Traffic in the Real World versus a Test
Stepping back from computers for a moment, imagine you are in a car, driving on the highway. You’re cruising at the legal speed limit, and there are about nine cars nearby. We might say there are ten users of this particular stretch of highway at this particular time. We could claim that in normal conditions, the highway can process ten cars per second on the given stretch of road. Then an accident happens. You go from a four-lane highway to a single lane. You and the other cars nearby can no longer move at ten cars per second. Traffic is making it difficult to navigate, so you slow down to half the legal speed limit. Assuming that it takes an hour for the wreck to be cleared away, what do you think will happen?
In the real world, you would see a traffic jam. They might close down the highway to allow workers to clear the wreck. This certainly is going to make travel slow. Assuming that traffic remained constant, ten additional cars would appear at the traffic jam site every second, while fewer would leave.

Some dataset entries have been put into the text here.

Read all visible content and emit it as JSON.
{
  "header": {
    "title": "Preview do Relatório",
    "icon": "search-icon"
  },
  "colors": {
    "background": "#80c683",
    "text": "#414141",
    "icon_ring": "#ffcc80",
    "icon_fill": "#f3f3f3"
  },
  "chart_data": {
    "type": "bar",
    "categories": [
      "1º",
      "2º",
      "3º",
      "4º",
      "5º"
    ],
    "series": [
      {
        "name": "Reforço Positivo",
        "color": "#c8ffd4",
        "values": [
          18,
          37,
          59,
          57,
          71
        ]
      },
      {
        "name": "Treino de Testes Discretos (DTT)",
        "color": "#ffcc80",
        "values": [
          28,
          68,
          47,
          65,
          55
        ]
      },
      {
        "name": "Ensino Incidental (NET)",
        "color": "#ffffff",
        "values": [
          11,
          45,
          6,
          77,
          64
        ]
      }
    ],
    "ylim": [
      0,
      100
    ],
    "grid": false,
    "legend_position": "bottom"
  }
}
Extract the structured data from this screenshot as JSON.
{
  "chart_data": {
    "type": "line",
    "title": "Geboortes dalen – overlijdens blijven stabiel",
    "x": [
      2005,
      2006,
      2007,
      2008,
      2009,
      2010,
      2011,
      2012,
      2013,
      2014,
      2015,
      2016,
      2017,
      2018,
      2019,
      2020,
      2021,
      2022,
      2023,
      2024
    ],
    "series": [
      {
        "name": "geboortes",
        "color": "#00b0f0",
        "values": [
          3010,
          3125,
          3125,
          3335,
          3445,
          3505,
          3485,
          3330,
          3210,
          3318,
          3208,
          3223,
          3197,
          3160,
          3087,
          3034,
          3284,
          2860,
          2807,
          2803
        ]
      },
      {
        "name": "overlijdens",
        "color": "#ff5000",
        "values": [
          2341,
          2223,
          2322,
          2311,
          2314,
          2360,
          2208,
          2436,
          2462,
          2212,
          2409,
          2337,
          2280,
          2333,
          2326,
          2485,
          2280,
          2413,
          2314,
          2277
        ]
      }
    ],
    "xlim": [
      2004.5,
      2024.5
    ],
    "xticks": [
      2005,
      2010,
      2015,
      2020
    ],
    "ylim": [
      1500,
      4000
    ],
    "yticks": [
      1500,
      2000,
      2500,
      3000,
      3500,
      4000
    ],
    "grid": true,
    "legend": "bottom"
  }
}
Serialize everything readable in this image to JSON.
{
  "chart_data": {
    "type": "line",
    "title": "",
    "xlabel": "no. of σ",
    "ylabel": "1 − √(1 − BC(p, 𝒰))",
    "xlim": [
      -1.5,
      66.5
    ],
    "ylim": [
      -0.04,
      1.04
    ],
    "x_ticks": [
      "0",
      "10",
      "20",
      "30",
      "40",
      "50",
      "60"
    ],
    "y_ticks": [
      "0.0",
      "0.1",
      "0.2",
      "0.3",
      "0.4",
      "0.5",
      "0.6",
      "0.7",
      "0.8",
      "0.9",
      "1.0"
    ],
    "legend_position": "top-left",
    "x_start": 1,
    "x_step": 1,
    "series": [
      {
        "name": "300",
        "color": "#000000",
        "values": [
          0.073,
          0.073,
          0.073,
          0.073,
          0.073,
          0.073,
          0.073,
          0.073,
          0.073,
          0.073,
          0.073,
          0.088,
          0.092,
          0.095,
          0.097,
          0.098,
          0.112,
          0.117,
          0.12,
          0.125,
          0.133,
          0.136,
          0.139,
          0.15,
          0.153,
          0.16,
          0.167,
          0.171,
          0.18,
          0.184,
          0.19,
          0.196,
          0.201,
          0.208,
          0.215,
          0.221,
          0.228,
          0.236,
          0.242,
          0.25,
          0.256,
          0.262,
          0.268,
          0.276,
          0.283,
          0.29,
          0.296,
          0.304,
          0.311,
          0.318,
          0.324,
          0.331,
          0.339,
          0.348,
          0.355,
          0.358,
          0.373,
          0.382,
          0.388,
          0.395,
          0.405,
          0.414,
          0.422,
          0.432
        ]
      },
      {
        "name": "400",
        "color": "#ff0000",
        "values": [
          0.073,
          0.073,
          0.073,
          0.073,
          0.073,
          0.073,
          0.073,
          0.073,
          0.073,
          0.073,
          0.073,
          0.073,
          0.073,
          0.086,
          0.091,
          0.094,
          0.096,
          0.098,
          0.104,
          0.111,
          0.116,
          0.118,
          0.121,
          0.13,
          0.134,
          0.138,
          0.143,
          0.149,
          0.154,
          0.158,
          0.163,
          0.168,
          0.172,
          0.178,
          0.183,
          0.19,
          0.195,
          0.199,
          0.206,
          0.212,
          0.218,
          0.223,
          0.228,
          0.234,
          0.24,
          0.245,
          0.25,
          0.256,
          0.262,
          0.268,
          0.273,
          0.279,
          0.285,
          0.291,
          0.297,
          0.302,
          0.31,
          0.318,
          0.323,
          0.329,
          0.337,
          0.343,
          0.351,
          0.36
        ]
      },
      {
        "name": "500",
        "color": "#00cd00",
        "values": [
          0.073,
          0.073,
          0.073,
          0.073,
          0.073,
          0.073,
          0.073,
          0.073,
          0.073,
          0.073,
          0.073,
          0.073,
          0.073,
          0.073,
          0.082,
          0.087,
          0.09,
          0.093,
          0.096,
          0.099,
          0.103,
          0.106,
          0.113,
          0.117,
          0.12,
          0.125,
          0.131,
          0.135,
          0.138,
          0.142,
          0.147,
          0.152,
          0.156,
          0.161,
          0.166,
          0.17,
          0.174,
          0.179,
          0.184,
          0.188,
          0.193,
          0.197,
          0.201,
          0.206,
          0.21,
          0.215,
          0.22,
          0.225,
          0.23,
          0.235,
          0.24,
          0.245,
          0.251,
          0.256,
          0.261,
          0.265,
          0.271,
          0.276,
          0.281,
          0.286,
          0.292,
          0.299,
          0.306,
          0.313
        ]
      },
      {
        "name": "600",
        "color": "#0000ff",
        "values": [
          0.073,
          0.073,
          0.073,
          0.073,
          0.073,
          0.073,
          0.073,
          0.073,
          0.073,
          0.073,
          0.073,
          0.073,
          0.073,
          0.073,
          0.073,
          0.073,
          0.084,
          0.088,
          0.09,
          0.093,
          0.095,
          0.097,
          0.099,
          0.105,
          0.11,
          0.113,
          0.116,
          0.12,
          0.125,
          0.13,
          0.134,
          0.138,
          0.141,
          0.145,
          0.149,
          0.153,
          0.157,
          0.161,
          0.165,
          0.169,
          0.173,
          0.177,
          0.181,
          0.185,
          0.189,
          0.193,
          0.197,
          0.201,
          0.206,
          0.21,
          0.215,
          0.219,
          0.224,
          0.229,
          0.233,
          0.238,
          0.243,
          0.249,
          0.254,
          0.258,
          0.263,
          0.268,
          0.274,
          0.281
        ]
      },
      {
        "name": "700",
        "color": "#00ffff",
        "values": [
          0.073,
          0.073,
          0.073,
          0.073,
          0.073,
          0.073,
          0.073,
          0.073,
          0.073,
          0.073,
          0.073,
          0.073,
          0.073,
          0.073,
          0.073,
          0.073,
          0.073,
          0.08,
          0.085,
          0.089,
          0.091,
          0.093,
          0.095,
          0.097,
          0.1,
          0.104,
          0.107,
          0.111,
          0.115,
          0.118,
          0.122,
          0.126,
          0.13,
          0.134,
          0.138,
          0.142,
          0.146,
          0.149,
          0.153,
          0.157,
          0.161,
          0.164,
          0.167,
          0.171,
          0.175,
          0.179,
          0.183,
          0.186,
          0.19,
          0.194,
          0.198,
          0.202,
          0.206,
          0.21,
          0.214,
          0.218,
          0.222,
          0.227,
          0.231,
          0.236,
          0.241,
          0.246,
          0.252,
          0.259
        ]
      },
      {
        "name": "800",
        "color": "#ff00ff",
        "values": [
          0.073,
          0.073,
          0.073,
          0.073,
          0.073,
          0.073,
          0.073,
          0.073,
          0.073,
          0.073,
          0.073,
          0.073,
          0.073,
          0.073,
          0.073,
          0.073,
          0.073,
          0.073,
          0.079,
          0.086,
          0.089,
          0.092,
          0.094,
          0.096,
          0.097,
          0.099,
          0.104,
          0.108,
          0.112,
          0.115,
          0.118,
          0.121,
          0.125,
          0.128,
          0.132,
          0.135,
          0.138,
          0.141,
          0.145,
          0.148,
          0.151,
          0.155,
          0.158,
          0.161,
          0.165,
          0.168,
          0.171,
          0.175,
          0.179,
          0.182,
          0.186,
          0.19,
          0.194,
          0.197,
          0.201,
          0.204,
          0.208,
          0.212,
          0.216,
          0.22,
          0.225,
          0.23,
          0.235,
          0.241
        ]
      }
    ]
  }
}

If our load test model were parallel to the real world, it too would keep generating traffic in spite of the traffic jam. However, our load test only has a maximum of ten users it can test with. That means the system would never see the load it would in a real-world scenario. Your ten users would be going at half-speed, for sure, but the analogous additional cars would never appear. You would never see a traffic jam. You couldn’t; you only have a maximum of ten users. In a sense, your load test backs off the system, letting the system recover more quickly. After all, there’s no need to shut down the highway if you only have ten cars waiting. Azul Systems cofounder and CTO Gil Tene coined the term coordinated omission to describe the problem.
Lying to Ourselves with Data
Worse yet, the statistics you gather would be completely wrong. Imagine you have a load test running for a nice round one hundred seconds, and for each second you have a hundred transactions from a single user. That means you should see one transaction per ten milliseconds, or ten thousand transactions by the time the test is done.